Analyzing your article’s performance and keyword rankings is crucial if you focus on organic traffic and expect to drive your audience organically.
When you’ve just released a guest post, you should keep an eye on how Google treats it. If your guest posts have good rankings for your target keywords, you can drive more traffic to your website: not only organic traffic coming directly from SERP, but referral traffic coming from your external articles as well.
Using Post Tracking, you can assess your article’s performance in a click and track your keyword rankings day by day.
How can this be done?
- Go to Post Tracking and set up a project for your domain.
- Next, add your article’s URL to start tracking its performance. You can add up to 50 articles (your blog posts or your competitors’ articles) to analyze them all in the same place.
- You’ll see the number of social shares, backlinks and estimated reach the article has.
- Click on Keywords and add up to 5 keywords you want to track rankings for. The tool will suggest keywords the article ranks for, identify your article’s position in search results for a keyword and show you keyword volume.
- When you’ve added keywords, click on the URL to track daily ranking changes, backlink trend and social media shares trend. Pay attention to the visibility trend — here you will see how your article’s position changes for a keyword day by day.
Next Steps
When you’ve analyzed your article’s performance and keyword rankings, here are some next steps to take:
- If your article doesn’t gain positions in the top 100 for your target keywords after a couple of weeks, this may indicate that your article is badly optimized for search engines. Use SEO Writing Assistant to get actionable SEO recommendations and rewrite it. Then ask the website owner to update your article.
- If your article is in the top 10, don’t delete the URL from your project. Check your positions once a week, so you can take action and update your article if it loses its position.
While not an obvious tactic, it can also be useful to gain backlinks for your guest posts. Here are several examples when link building for your external articles can represent a valuable asset:
- You don’t have your own blog and you drive traffic to your website or social media account from third-party platforms.
- Your website is new and your articles are not ranking well yet, but you have the opportunity to publish on third-party resources with high authority. You can promote your publications on these websites in order to win positions in the top 10 search results and drive referral traffic to your website or provide higher visibility for your brand.
- You want to promote articles that talk about your products (this may be user generated content or articles written by your authors and published on third-party blogs). It will be beneficial for you to improve their rankings. If you praise your own product on your blog, it doesn’t look credible, but positive reviews published on third-party resources will definitely have a good impact on your online reputation.
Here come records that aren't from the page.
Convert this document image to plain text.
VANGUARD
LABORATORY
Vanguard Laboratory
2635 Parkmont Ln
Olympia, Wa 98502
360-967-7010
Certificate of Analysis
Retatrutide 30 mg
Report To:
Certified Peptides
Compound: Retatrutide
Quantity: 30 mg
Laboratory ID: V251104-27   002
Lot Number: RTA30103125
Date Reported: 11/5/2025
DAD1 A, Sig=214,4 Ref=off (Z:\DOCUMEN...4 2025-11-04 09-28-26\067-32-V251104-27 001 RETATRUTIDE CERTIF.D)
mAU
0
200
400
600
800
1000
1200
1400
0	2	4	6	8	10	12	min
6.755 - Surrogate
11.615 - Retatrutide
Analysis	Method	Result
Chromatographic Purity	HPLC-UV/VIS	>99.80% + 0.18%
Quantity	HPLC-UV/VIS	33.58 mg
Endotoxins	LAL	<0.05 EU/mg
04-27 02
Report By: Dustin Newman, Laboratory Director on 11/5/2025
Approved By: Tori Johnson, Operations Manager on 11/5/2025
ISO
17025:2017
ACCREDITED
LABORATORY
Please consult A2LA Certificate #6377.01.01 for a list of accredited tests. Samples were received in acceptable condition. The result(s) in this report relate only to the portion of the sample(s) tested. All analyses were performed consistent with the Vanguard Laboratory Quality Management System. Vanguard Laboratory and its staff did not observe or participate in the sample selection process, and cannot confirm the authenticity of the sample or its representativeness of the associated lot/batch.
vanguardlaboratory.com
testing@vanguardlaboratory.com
You can find backlink opportunities for your articles and optimize your outreach process by using Semrush tools and App Center apps:
- SEO Content Template: type a keyword and get a list of domains to acquire backlinks from for your target keyword.
- The Brand Monitoring app by Prowly: track mentions of your brand, competitors, and more across the web — unlinked mentions can be converted into backlinks.
- Link Building Tool: upload your list of domains and use the automated outreach functionalities to contact the website’s owner.